Short term, they write in chartspeak:
"A 'B' decline is still underway, and if gold closes below $883, we could see $705 tested. Any weakness like this would provide a wonderful buying time. ... On the upside, once gold rises and stays above $945, the B decline will be over and a C rise will be underway. Once gold closes above its year-ago March level at $1,004, we could see gold jump to possibly $1,200."

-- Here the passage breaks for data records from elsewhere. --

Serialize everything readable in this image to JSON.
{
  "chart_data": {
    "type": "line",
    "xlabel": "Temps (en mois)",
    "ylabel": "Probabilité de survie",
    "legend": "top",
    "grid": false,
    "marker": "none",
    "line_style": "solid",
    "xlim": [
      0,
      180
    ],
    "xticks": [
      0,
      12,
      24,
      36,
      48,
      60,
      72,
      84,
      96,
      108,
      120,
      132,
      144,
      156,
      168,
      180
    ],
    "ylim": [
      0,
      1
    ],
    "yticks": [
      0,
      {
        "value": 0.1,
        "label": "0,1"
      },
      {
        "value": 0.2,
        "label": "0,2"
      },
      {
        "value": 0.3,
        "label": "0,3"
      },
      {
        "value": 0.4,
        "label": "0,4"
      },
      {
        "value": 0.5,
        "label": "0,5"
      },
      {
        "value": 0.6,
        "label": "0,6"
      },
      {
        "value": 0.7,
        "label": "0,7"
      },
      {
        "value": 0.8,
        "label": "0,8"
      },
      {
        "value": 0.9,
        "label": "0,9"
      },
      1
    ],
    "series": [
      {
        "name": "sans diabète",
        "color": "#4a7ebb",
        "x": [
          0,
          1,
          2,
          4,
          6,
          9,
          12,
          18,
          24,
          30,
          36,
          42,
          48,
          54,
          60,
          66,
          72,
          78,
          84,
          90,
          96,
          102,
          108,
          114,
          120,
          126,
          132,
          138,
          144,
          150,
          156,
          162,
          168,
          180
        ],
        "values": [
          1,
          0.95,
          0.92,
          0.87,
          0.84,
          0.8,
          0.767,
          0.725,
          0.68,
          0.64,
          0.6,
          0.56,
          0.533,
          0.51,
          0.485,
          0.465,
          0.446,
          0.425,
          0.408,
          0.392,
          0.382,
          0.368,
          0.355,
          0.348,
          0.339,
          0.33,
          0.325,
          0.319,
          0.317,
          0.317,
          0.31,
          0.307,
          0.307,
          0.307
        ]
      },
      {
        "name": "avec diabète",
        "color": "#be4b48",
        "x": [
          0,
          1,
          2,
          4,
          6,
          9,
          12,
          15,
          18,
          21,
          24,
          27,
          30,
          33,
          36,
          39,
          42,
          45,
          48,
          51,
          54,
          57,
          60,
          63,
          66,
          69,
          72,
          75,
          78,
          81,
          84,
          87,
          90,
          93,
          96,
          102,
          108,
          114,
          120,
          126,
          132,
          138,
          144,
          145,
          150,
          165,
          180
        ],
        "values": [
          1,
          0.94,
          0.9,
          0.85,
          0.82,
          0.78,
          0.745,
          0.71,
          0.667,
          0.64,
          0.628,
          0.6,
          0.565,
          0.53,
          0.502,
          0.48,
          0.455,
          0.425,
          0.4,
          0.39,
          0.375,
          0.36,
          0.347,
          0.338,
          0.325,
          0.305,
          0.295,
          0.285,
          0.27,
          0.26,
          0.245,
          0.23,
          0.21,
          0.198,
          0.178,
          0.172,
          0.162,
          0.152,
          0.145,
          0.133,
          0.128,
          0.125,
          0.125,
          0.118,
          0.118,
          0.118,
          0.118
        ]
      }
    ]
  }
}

Then there's veteran Bill Meridian of Cycles Research, one of the few editors who admit to using astrology -- openly, that is. He writes with remarkable confidence: "Gold has retraced 38% of its prior advance. This is a quite normal pullback in a bull market. ... Gold is likely to trade down into April 2nd-3rd, pop up again, and then make a firm low on the 10th or 13th. On those latter dates, Cycles Research will switch to a buy signal."
Fellow Hungarian Peter Munk - Barrick Chairman- appearing on "Squawk Box" this morning, appears satisfied with gold's trebling since the $300 level, but also opined that $2K gold would not be sustainable (nor, perhaps, desirable). Another fellow Hungarian, George Soros, said last week that he wholeheartedly welcomed IMF and other central bank gold sales as the need for cash among many a nation is as pressing as ever. Perhaps even more than ever. Looking and sounding as young and as classy as ever, the 65 year-old Mr. Munk laid out a good case for gold retaining an important role in the medicine cabinet of the financial world. This, as anxieties continue to buffet the psyche of investors all over the world.

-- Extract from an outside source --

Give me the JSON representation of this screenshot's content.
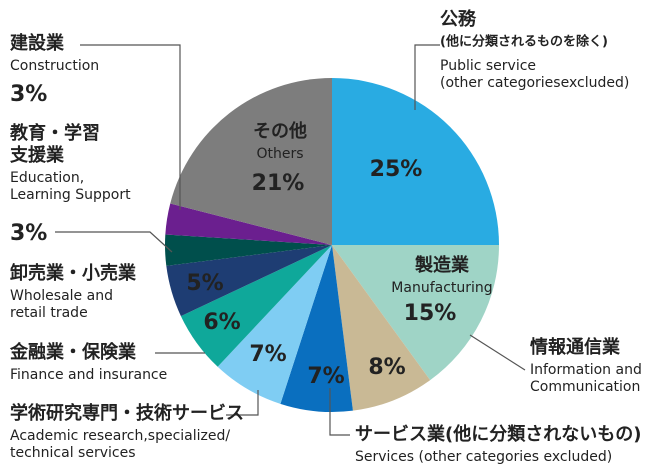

However, Mr. Munk noted the shocking reality of India turning into a net exporter of gold, while places such as Turkey, Dubai, Abu Dhabi, etc. are not far behind. Gold, to Mr. Munk, is nothing but a fear barometer. He sees gold as a long-term 'hold' and as an excellent way to raise cash (especially to the folks in the aforementioned countries, for whom the current record gold price -in local currencies- is an opportunity to sell, not to be passed up). This instant ability to raise cash when needed was the Soros angle as well. Not some sinister support for the "evil cabal." Barrick's costs to produce the wonder-metal is near $400 at this point. Thus, Mr. Munk has little to fear even if deflation deflates gold to the $600s.
Optimism, pessimism. Pick your favorite leaning.
We are off to hunt for eggs of a non-golden colour.
Happy Holidays to all of your readers.
We may return with an afternoon comment. May. If conditions warrant.